By Ea Francisco | Photo by Kinga Cichewicz/Unsplash

We all know that sleeping in is the best feeling in the world, but maybe we can learn something more from early risers.

You’re More Likely to Follow Your Workout

If you already put off waking up by hitting the snooze button, then you’re probably going to put off your morning routine, too. It’s hard enough as it is to motivate yourself to go to the gym, and sleeping in definitely doesn’t help. Regularly waking up early builds discipline and if you condition yourself enough, then you’ll be less tired in the morning. Exercising earlier in the day also gives you more energy

You’re More Likely to Eat Healthier

Waking up early means you can finally have time to cook a decent meal and maybe even pack your lunch. One of the things that makes dieting so difficult is the fact that you never really have time to cook. By waking up early and cooking for yourself, you’re more aware and conscious of the food you’ll be eating.

You Get Time for Yourself

If you’re the kind of person who needs some time by yourself a few hours a day, then waking up early can give you some time to be truly alone. Most people start to wake up around six, so waking up at around five means you won’t be bothered by children or early phone calls. There’s a certain kind of calmness when you’re awake before the busy hours, too.

You’re More Productive

It might sound tiring but if you have a lot of things to do, it might be better to get up early. Sometimes the first thing you do when in the morning is worry about all the things you have to do. Giving yourself an extra hour to compose yourself and organize your thoughts can help ensure you don’t overlook anything throughout the day. One article says that what you do in the hour after you wake up can set the mood for the rest of your day. 

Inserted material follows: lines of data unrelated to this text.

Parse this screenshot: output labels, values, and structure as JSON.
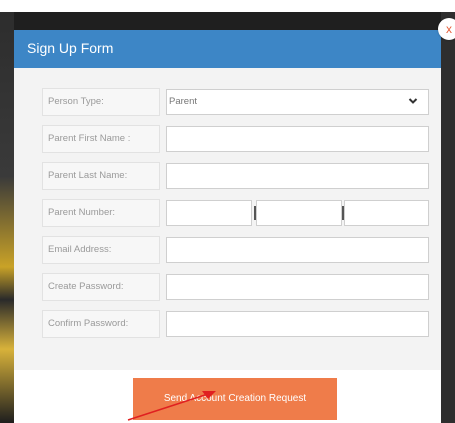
{
  "dialog": {
    "title": "Sign Up Form",
    "close_glyph": "x"
  },
  "form": {
    "person_type": {
      "label": "Person Type:",
      "value": "Parent"
    },
    "first_name": {
      "label": "Parent First Name :"
    },
    "last_name": {
      "label": "Parent Last Name:"
    },
    "number": {
      "label": "Parent Number:"
    },
    "email": {
      "label": "Email Address:"
    },
    "password": {
      "label": "Create Password:"
    },
    "confirm": {
      "label": "Confirm Password:"
    }
  },
  "submit_label": "Send Account Creation Request",
  "colors": {
    "header": "#3d86c6",
    "button": "#ef7c4a",
    "annotation_arrow": "#e02020"
  },
  "icons": {
    "select": "chevron-down-icon",
    "close": "close-icon",
    "annotation": "arrow-annotation-icon"
  }
}
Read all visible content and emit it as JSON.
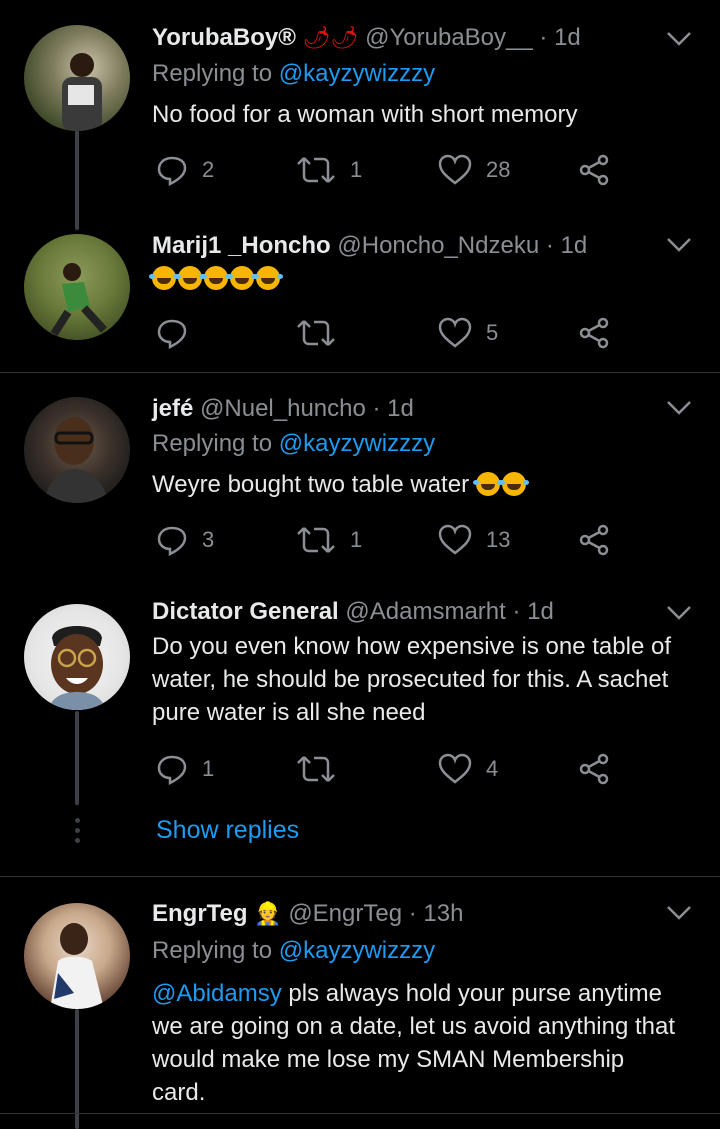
{
  "tweets": [
    {
      "name": "YorubaBoy®",
      "name_emoji": "🌶🌶",
      "handle": "@YorubaBoy__",
      "time": "· 1d",
      "reply_prefix": "Replying to",
      "reply_to": "@kayzywizzzy",
      "text": "No food for a woman with short memory",
      "replies": "2",
      "retweets": "1",
      "likes": "28"
    },
    {
      "name": "Marij1 _Honcho",
      "handle": "@Honcho_Ndzeku",
      "time": "· 1d",
      "emoji_count": 5,
      "replies": "",
      "retweets": "",
      "likes": "5"
    },
    {
      "name": "jefé",
      "handle": "@Nuel_huncho",
      "time": "· 1d",
      "reply_prefix": "Replying to",
      "reply_to": "@kayzywizzzy",
      "text": "Weyre bought two table water",
      "emoji_count": 2,
      "replies": "3",
      "retweets": "1",
      "likes": "13"
    },
    {
      "name": "Dictator General",
      "handle": "@Adamsmarht",
      "time": "· 1d",
      "text_lines": [
        "Do you even know how expensive is one table of",
        "water, he should be prosecuted for this. A sachet",
        "pure water is all she need"
      ],
      "replies": "1",
      "retweets": "",
      "likes": "4"
    },
    {
      "name": "EngrTeg",
      "name_emoji": "👷",
      "handle": "@EngrTeg",
      "time": "· 13h",
      "reply_prefix": "Replying to",
      "reply_to": "@kayzywizzzy",
      "mention": "@Abidamsy",
      "text_first": " pls always hold your purse anytime",
      "text_lines": [
        "we are going on a date, let us avoid anything that",
        "would make me lose my SMAN Membership",
        "card."
      ]
    }
  ],
  "show_replies_label": "Show replies",
  "colors": {
    "background": "#000000",
    "link": "#1d9bf0",
    "muted": "#8b8f94",
    "text": "#e7e9ea"
  }
}
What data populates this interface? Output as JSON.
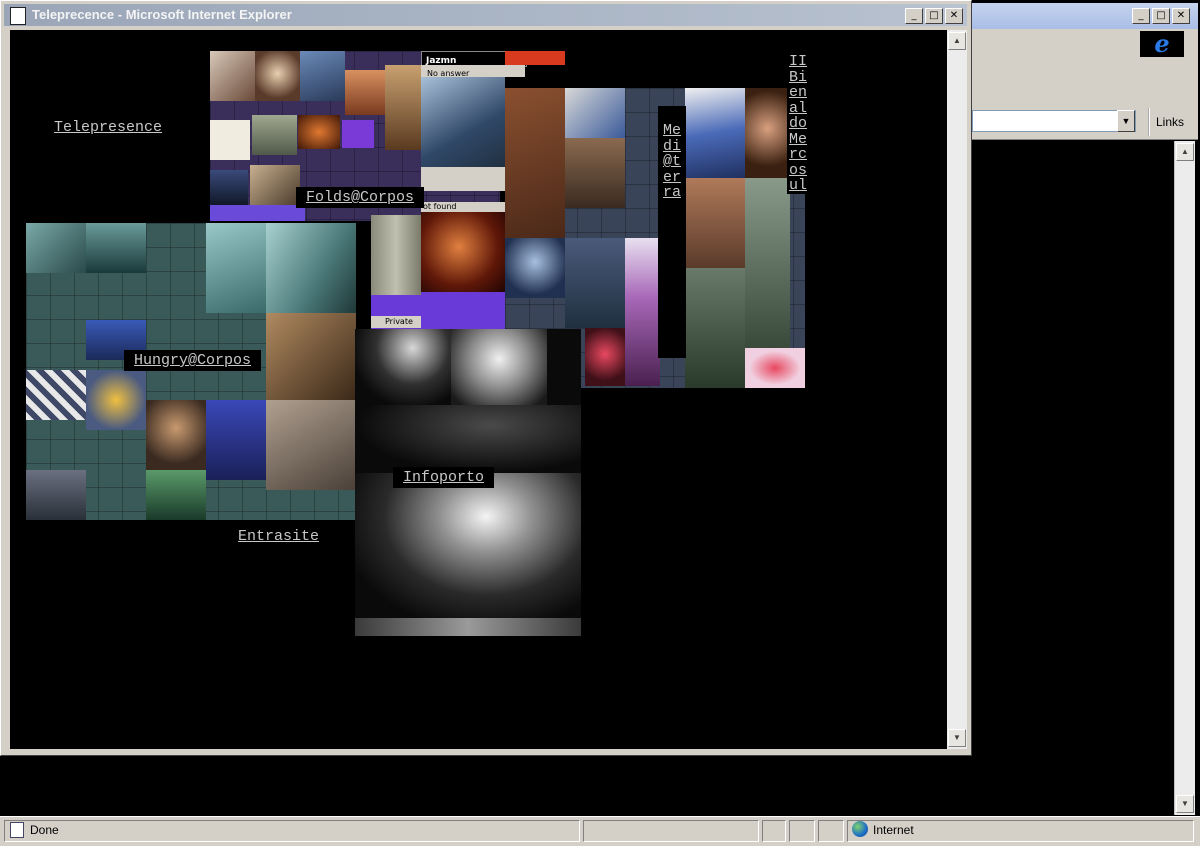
{
  "background_window": {
    "toolbar": {
      "links_label": "Links"
    },
    "statusbar": {
      "status_text": "Done",
      "zone_text": "Internet"
    }
  },
  "popup": {
    "title": "Teleprecence - Microsoft Internet Explorer",
    "links": {
      "telepresence": "Telepresence",
      "folds_corpos": "Folds@Corpos",
      "hungry_corpos": "Hungry@Corpos",
      "entrasite": "Entrasite",
      "infoporto": "Infoporto",
      "mediaterra": "Medi@terra",
      "bienal": "II Bienal do Mercosul"
    },
    "chat_window": {
      "name": "Jazmn",
      "status": "No answer",
      "not_found": "ot found",
      "private": "Private"
    }
  },
  "icons": {
    "minimize": "minimize-icon",
    "maximize": "maximize-icon",
    "close": "close-icon",
    "ie_logo": "ie-logo-icon",
    "globe": "globe-icon"
  }
}
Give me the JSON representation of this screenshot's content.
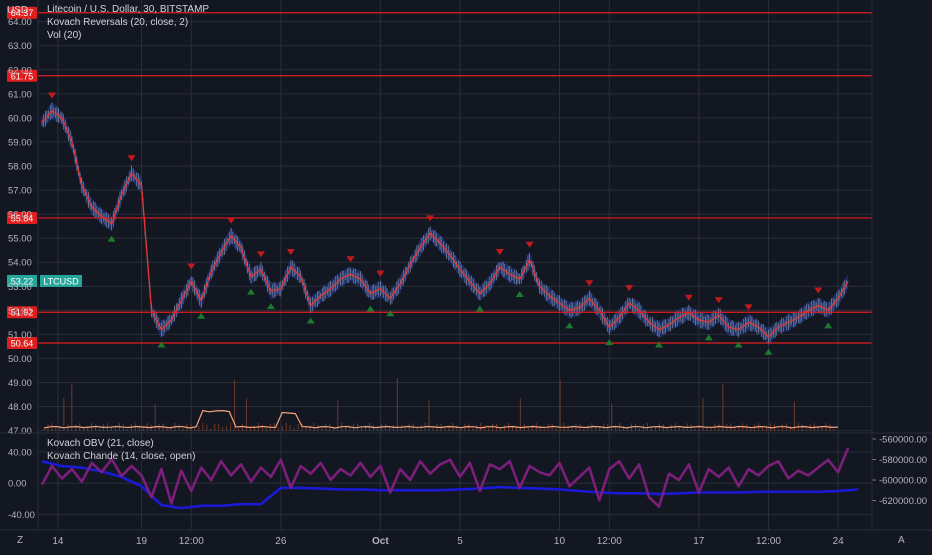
{
  "header": {
    "currency": "USD",
    "legend_main": "Litecoin / U.S. Dollar, 30, BITSTAMP",
    "legend_reversals": "Kovach Reversals (20, close, 2)",
    "legend_vol": "Vol (20)",
    "legend_obv": "Kovach OBV (21, close)",
    "legend_chande": "Kovach Chande (14, close, open)"
  },
  "footer": {
    "tz_icon": "Z",
    "scale_icon": "A"
  },
  "colors": {
    "background": "#131722",
    "grid": "#2a2e39",
    "level_line": "#e01e1e",
    "price_line": "#e53935",
    "band": "#1f3a93",
    "up_arrow": "#1b7a2e",
    "down_arrow": "#c21a1a",
    "volume": "#f2a27a",
    "obv": "#1a1ad6",
    "chande": "#7b1f7b",
    "ticker_badge": "#26a69a"
  },
  "chart_data": [
    {
      "type": "line",
      "title": "Litecoin / U.S. Dollar, 30, BITSTAMP",
      "ylabel": "USD",
      "ylim": [
        46.9,
        64.9
      ],
      "y_ticks": [
        47,
        48,
        49,
        50,
        51,
        52,
        53,
        54,
        55,
        56,
        57,
        58,
        59,
        60,
        61,
        62,
        63,
        64
      ],
      "x_ticks": [
        {
          "label": "14",
          "t": 0.8
        },
        {
          "label": "19",
          "t": 5.0
        },
        {
          "label": "12:00",
          "t": 7.5
        },
        {
          "label": "26",
          "t": 12.0
        },
        {
          "label": "Oct",
          "t": 17.0
        },
        {
          "label": "5",
          "t": 21.0
        },
        {
          "label": "10",
          "t": 26.0
        },
        {
          "label": "12:00",
          "t": 28.5
        },
        {
          "label": "17",
          "t": 33.0
        },
        {
          "label": "12:00",
          "t": 36.5
        },
        {
          "label": "24",
          "t": 40.0
        }
      ],
      "x_range": [
        0,
        41.5
      ],
      "levels": [
        64.37,
        61.75,
        55.84,
        51.92,
        50.64
      ],
      "last_price": 53.22,
      "ticker": "LTCUSD",
      "series": [
        {
          "x": [
            0,
            0.5,
            1,
            1.5,
            2,
            2.5,
            3,
            3.5,
            4,
            4.5,
            5,
            5.5,
            6,
            6.5,
            7,
            7.5,
            8,
            8.5,
            9,
            9.5,
            10,
            10.5,
            11,
            11.5,
            12,
            12.5,
            13,
            13.5,
            14,
            14.5,
            15,
            15.5,
            16,
            16.5,
            17,
            17.5,
            18,
            18.5,
            19,
            19.5,
            20,
            20.5,
            21,
            21.5,
            22,
            22.5,
            23,
            23.5,
            24,
            24.5,
            25,
            25.5,
            26,
            26.5,
            27,
            27.5,
            28,
            28.5,
            29,
            29.5,
            30,
            30.5,
            31,
            31.5,
            32,
            32.5,
            33,
            33.5,
            34,
            34.5,
            35,
            35.5,
            36,
            36.5,
            37,
            37.5,
            38,
            38.5,
            39,
            39.5,
            40,
            40.5
          ],
          "values": [
            59.8,
            60.3,
            60.0,
            59.0,
            57.2,
            56.3,
            55.9,
            55.6,
            56.8,
            57.7,
            57.2,
            52.0,
            51.2,
            51.6,
            52.4,
            53.2,
            52.4,
            53.6,
            54.4,
            55.1,
            54.6,
            53.4,
            53.7,
            52.8,
            52.9,
            53.8,
            53.4,
            52.2,
            52.6,
            52.9,
            53.3,
            53.5,
            53.3,
            52.7,
            52.9,
            52.5,
            53.1,
            53.9,
            54.6,
            55.2,
            54.8,
            54.3,
            53.7,
            53.2,
            52.7,
            53.1,
            53.8,
            53.5,
            53.3,
            54.1,
            53.0,
            52.6,
            52.3,
            52.0,
            52.1,
            52.5,
            52.0,
            51.3,
            51.7,
            52.3,
            52.0,
            51.5,
            51.2,
            51.4,
            51.7,
            51.9,
            51.6,
            51.5,
            51.8,
            51.3,
            51.2,
            51.5,
            51.3,
            50.9,
            51.3,
            51.5,
            51.7,
            52.0,
            52.2,
            52.0,
            52.5,
            53.2
          ]
        }
      ]
    },
    {
      "type": "line",
      "y_ticks": [
        40.0,
        0.0,
        -40.0
      ],
      "ylim": [
        -60,
        63
      ],
      "right_axis_ticks": [
        "-560000.00",
        "-580000.00",
        "-600000.00",
        "-620000.00"
      ],
      "series": [
        {
          "name": "Kovach OBV (21, close)",
          "x": [
            0,
            1,
            2,
            3,
            4,
            5,
            6,
            7,
            8,
            9,
            10,
            11,
            12,
            13,
            14,
            15,
            16,
            17,
            18,
            19,
            20,
            21,
            22,
            23,
            24,
            25,
            26,
            27,
            28,
            29,
            30,
            31,
            32,
            33,
            34,
            35,
            36,
            37,
            38,
            39,
            40,
            41
          ],
          "values": [
            28,
            22,
            20,
            15,
            8,
            -4,
            -28,
            -32,
            -29,
            -29,
            -27,
            -27,
            -6,
            -6,
            -7,
            -8,
            -8,
            -9,
            -9,
            -9,
            -9,
            -8,
            -7,
            -5,
            -6,
            -7,
            -8,
            -10,
            -12,
            -13,
            -13,
            -14,
            -13,
            -12,
            -12,
            -12,
            -11,
            -11,
            -11,
            -11,
            -10,
            -8
          ]
        },
        {
          "name": "Kovach Chande (14, close, open)",
          "x": [
            0,
            0.5,
            1,
            1.5,
            2,
            2.5,
            3,
            3.5,
            4,
            4.5,
            5,
            5.5,
            6,
            6.5,
            7,
            7.5,
            8,
            8.5,
            9,
            9.5,
            10,
            10.5,
            11,
            11.5,
            12,
            12.5,
            13,
            13.5,
            14,
            14.5,
            15,
            15.5,
            16,
            16.5,
            17,
            17.5,
            18,
            18.5,
            19,
            19.5,
            20,
            20.5,
            21,
            21.5,
            22,
            22.5,
            23,
            23.5,
            24,
            24.5,
            25,
            25.5,
            26,
            26.5,
            27,
            27.5,
            28,
            28.5,
            29,
            29.5,
            30,
            30.5,
            31,
            31.5,
            32,
            32.5,
            33,
            33.5,
            34,
            34.5,
            35,
            35.5,
            36,
            36.5,
            37,
            37.5,
            38,
            38.5,
            39,
            39.5,
            40,
            40.5
          ],
          "values": [
            -2,
            22,
            6,
            18,
            2,
            26,
            14,
            31,
            9,
            22,
            10,
            -18,
            18,
            -26,
            16,
            -10,
            20,
            4,
            28,
            10,
            24,
            2,
            20,
            8,
            30,
            -6,
            22,
            12,
            26,
            4,
            18,
            10,
            26,
            8,
            22,
            -12,
            18,
            4,
            28,
            12,
            24,
            30,
            8,
            26,
            -10,
            24,
            18,
            28,
            -6,
            22,
            14,
            10,
            26,
            -4,
            8,
            20,
            -22,
            18,
            28,
            6,
            24,
            -18,
            -30,
            12,
            4,
            24,
            -12,
            18,
            8,
            20,
            -4,
            18,
            10,
            22,
            28,
            6,
            16,
            10,
            20,
            30,
            14,
            45
          ]
        }
      ]
    }
  ]
}
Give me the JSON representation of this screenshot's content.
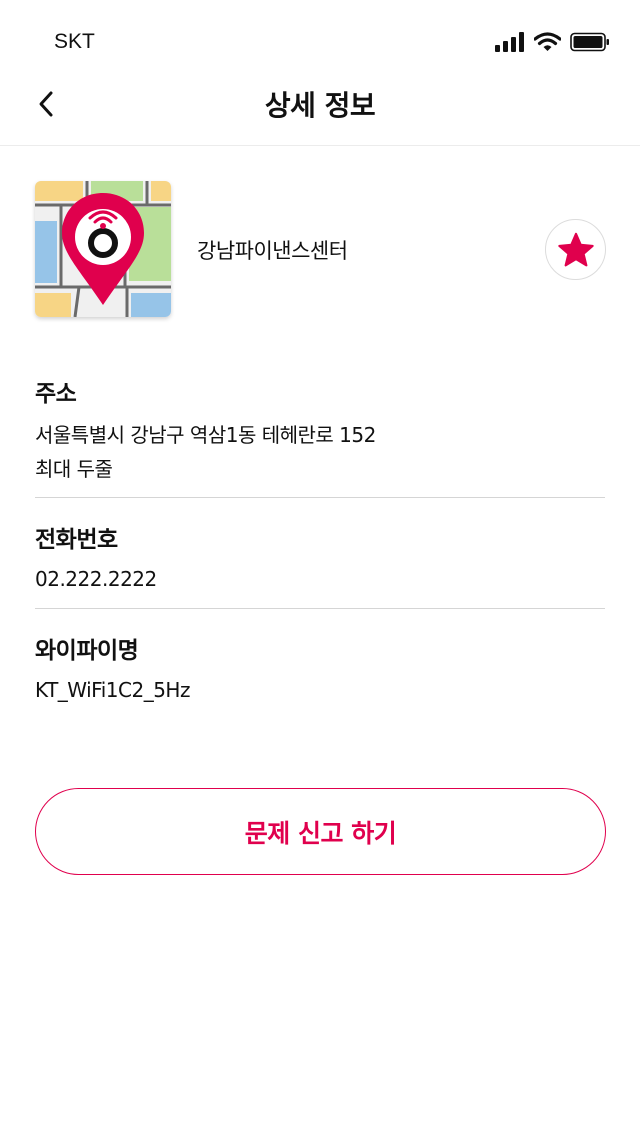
{
  "status_bar": {
    "carrier": "SKT"
  },
  "header": {
    "title": "상세 정보"
  },
  "place": {
    "name": "강남파이낸스센터",
    "favorite": true
  },
  "details": {
    "address": {
      "label": "주소",
      "line1": "서울특별시 강남구 역삼1동 테헤란로 152",
      "line2": "최대 두줄"
    },
    "phone": {
      "label": "전화번호",
      "value": "02.222.2222"
    },
    "wifi": {
      "label": "와이파이명",
      "value": "KT_WiFi1C2_5Hz"
    }
  },
  "actions": {
    "report_label": "문제 신고 하기"
  },
  "colors": {
    "accent": "#e0004d",
    "divider": "#d5d5d5"
  }
}
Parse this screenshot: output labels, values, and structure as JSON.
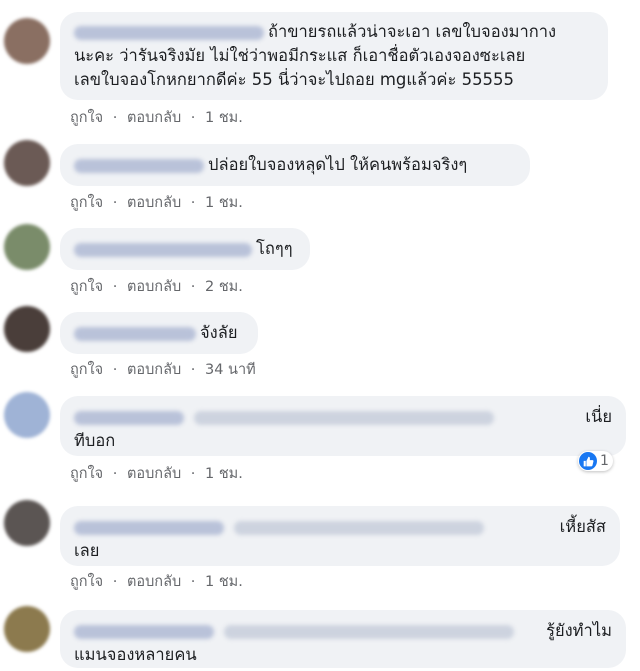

You might be used to getting up just before noon, so suddenly waking up hours earlier is too big a leap. What you can do is try to wake up minutes earlier each time, so you can adjust your biological clock. Gradually ease into getting up early and within weeks, waking up at five would be nothing

If you aren’t already in the habit of waking up at the crack of dawn, then tomorrow is the best time to start. Well okay, maybe that’s easier said than done. Outside of class and work, it’s pretty hard to give yourself reason to wake up earlier than necessary, so here are a few things that you could try.

Set up multiple alarms. Now I know a lot of people say it’s not a good idea because hitting the snooze button just makes you lazier, but hear me out. Try setting up multiple alarms around an hour before you wake up in 10- or 15-minute intervals leading up to the time you actually need to be up. You’re going to be hitting the snooze button during all those times but by the third time, your body would be done trying to get some extra sleep according to a study. Around this time, it’ll be a lot easier to get up because your brain is constantly being disturbed. The more times you hit the snooze button, the lighter your sleep becomes, and you’ll no longer be in deep sleep.

Create the right environment. If multiple alarms don’t work for you, can try making an environment that forces you to get up. What you can do is put your alarm across the room or on a high shelf, so you have no choice but to get up if you want to hit the snooze.

Progressively wake up earlier each night. You might be used to getting up just before noon, so suddenly waking up hours earlier is too big a leap. What you can do is try to wake up minutes earlier each time, so you can adjust your biological clock. Gradually ease into getting up early and within weeks, waking up at five would be nothing.